Die Erlöse kommen Hilfebedürftigen zugute
„Manche Sachspender verkaufen heute bei Nachlässen alles Wertvolle über Ebay und bringen uns leider nur den Rest“, sagt Diakonin Franke. Das sei ein zentrales Problem der gesamten Gebrauchtwarenbranche und als Trend in den letzten Jahren bedauerlich angestiegen. Das habe nichts mit Undankbarkeit zu tun, ganz im Gegenteil, man danke für jede Sachspende.
Doch nur ein Teil der Güter sei für den Wiederverkauf ideal, manches für eine weitere Vermarktung nicht geeignet. „Faxgeräte, Röhrenfernseher oder dicke Lexika-Bände aus früherer Zeit müssen wir selbst weiter kostenpflichtig entsorgen“, sagt Molina. Gleiches gelte beispielsweise auch für angemacktes Geschirr oder Textilien, die – trotz vielleicht hoher Markenqualität – völlig aus der Mode gekommen sind.
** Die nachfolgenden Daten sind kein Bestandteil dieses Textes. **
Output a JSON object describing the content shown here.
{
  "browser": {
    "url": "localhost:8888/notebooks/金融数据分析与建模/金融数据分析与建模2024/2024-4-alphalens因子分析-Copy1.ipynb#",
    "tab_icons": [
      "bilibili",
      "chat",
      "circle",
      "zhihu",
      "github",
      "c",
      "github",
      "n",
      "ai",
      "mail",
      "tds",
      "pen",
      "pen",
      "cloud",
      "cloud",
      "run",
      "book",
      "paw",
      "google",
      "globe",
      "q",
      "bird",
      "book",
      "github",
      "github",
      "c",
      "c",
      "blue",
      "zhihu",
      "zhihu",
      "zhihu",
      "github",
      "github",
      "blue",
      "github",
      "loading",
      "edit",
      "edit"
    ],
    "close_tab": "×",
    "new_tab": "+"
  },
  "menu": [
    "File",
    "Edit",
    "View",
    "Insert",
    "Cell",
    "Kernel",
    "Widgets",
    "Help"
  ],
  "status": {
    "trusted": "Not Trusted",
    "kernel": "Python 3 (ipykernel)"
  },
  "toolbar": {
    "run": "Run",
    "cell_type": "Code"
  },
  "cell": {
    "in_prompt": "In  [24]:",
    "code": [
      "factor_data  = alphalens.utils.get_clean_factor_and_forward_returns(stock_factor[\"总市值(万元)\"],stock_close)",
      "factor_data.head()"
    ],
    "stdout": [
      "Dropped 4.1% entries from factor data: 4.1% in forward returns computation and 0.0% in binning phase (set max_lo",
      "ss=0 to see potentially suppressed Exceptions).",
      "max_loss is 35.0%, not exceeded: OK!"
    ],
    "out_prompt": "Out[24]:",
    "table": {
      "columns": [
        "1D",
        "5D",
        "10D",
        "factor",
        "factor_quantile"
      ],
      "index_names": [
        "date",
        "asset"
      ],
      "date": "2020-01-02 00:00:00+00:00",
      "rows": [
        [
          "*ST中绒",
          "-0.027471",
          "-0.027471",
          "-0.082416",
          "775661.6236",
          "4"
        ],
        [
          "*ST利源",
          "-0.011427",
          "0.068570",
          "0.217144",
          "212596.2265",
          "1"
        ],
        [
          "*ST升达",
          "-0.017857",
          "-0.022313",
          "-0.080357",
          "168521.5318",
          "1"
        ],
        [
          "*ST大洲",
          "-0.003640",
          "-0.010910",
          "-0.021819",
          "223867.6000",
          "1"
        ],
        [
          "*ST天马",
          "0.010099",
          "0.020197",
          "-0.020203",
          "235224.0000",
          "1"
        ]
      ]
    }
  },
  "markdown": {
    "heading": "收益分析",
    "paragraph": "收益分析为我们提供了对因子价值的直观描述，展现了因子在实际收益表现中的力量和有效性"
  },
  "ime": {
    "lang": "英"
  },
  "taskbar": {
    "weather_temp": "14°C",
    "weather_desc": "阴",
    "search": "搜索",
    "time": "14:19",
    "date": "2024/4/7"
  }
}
Viele Besucher spenden hingegen wertige Güter und müssen dann im letzten Moment doch noch einmal schlucken und innerlich Abschied nehmen. „Wir dürfen hier sehr vielen Menschen einen kleinen Zuspruch geben“, sagt Diakonin Franke. Häufig ist es der erschütternde Abschied von geliebten Familienangehörigen, der einer Haushaltsauflösung vorausgeht. An den Gegenständen hängen immer auch Schicksale, wie das eines verstorbenen Kindes, dessen Spielsachen unter Tränen übergeben werden.
„Oft erzählen die Spender, von wem die Sachen sind“, sagt Molina, der direkt an der Spendenannahme arbeitet. Er merke dann, dass es die Menschen nicht unberührt lässt. Auch wenn die Begegnung nur wenige Minuten dauere. Nicht nur Logistik sei dieser Job, resümiert Angela Franke, sondern eine Art Beziehungsarbeit mit betreuten Menschen, Sachspendern und Kunden: Empathisch und serviceorientiert und manchmal einen Tick selbstloser, als man es aushält.
Doch wie beim Mannschaftssport am Ende nur die erzielten Tore zählen, geht es im Gebrauchtwarenladen der Karlshöhe um fleißige Hände, die weiter beschäftigt sein wollen.
Sind die Waren einmal sortiert, finden sie schnell ihre Abnehmer. „Die meisten haben eher kleine Geldbeutel, andere suchen nach Antiquitäten“, sagt Molina. Die Erlöse kommen auf der Karlshöhe direkt bei den Menschen mit Unterstützungsbedarf an. Der Laden soll sich tragen, damit sie den Weg zurück ins Leben finden. „Einer ist jetzt Angestellter in einem Baumarkt und macht dort Karriere“, erzählt Diakonin Franke. „Der stand hier lange immer nur stumm in der Ecke. Dann hat er sich gefangen und ist durchgestartet. Das macht einen froh und auch ein bisschen stolz.“
*Name redaktionell geändert
Mit Sachspenden Gutes tun
Der Gebrauchtwarenladen der Karlshöhe freut sich besonders über gut erhaltende Haushaltswaren wie Töpfe, Trinkgläser und Bestecke (keine Einzelstücke), Elektro-Hausgeräte, Tupperware, modische Kleidung, Tischwäsche, Bettwäsche, Handtücher, Weißwäsche, kleinere Antiquitäten und Sammlungen, Kleinmöbel (keine Großmöbel), Briefmarken, Bücher und Gemälde.